This document specifies a method for the determination of the estrogenic potential of water and waste water by means of a reporter gene assay with a genetically modified yeast strain Arxula adeninivorans. This reporter gene assay is based on the activation of the human estrogen receptor alpha.
Arxula adeninivorans is a highly robust and salt- and temperature-tolerant test organism and is especially suitable for the analysis of samples with high salinity (conductivity up to 70 mS/cm). The test organism can be cultivated in medium with sodium chloride content up to 20 %.

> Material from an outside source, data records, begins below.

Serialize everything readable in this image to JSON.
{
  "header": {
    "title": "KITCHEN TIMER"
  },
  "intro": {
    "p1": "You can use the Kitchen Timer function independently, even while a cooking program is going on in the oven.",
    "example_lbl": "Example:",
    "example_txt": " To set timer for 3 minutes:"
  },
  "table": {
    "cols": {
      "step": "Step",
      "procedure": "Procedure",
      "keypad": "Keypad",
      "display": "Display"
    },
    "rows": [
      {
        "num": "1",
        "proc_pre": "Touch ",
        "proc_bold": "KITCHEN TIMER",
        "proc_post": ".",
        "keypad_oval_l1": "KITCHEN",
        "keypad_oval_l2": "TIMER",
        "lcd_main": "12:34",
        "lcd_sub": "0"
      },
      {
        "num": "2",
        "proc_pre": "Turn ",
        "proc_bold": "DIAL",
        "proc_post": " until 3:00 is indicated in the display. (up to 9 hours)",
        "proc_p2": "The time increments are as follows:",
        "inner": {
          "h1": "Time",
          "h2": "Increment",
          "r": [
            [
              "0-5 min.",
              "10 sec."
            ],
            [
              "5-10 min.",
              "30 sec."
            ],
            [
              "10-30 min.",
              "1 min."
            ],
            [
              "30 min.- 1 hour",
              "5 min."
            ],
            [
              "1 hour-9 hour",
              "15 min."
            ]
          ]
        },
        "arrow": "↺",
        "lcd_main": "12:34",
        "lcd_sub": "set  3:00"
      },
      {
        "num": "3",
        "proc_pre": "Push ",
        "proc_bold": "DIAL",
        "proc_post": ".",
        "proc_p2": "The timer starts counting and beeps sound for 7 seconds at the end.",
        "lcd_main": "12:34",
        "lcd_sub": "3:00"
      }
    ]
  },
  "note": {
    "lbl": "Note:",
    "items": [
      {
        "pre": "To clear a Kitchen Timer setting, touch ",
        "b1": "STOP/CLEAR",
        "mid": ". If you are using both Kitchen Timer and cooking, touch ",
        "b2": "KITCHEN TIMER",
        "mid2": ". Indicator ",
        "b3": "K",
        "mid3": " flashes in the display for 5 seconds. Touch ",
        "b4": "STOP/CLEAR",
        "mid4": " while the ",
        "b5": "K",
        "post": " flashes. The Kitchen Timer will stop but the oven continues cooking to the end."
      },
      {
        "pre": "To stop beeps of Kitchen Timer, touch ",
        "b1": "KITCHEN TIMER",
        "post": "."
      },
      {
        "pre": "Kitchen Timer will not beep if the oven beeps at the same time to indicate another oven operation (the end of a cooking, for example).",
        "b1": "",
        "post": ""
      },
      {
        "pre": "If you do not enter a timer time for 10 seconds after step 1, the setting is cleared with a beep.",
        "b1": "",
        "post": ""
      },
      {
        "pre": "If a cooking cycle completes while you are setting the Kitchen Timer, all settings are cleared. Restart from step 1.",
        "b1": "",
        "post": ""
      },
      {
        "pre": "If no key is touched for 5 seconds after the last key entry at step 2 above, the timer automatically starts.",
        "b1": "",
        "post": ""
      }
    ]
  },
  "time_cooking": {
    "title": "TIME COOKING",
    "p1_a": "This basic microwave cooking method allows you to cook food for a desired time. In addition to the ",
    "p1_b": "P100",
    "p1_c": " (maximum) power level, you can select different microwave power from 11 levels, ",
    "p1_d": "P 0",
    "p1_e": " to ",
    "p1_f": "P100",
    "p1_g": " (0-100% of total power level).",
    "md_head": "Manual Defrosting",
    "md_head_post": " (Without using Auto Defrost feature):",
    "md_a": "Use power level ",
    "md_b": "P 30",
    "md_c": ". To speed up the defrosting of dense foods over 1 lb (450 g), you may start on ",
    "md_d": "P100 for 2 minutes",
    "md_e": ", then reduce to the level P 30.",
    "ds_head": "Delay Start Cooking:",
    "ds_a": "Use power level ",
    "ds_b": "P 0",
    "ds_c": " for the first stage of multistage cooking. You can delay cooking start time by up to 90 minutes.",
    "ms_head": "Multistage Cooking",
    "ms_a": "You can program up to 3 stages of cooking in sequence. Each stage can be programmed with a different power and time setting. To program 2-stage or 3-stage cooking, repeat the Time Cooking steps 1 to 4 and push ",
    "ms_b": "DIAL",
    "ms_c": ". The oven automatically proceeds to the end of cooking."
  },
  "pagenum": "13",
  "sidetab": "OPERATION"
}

This method is applicable to:
— fresh water;
— waste water;
— sea water;
— brackish water;
— aqueous extracts and leachates;
— eluates of sediments (fresh water);
— pore water;
— aqueous solutions of single substances or of chemical mixtures;
— drinking water.
The limit of quantification (LOQ) of this method for the direct analysis of water samples is between 1,5 ng/l and 3 ng/l 17β-estradiol equivalents (EEQ). The upper threshold of the dynamic range for this test is between 25 ng/l and 40 ng/l 17β-estradiol equivalents (EEQ). Samples showing estrogenic potencies above this threshold have to be diluted for a valid quantification. Extraction and pre-concentration of water samples can prove necessary, if their estrogenic potential is below the given LOQ.
An international interlaboratory trial for the validation of this document has been carried out. The results are summarized in Annex F.
NOTE Extraction and pre-concentration of water samples can prove necessary.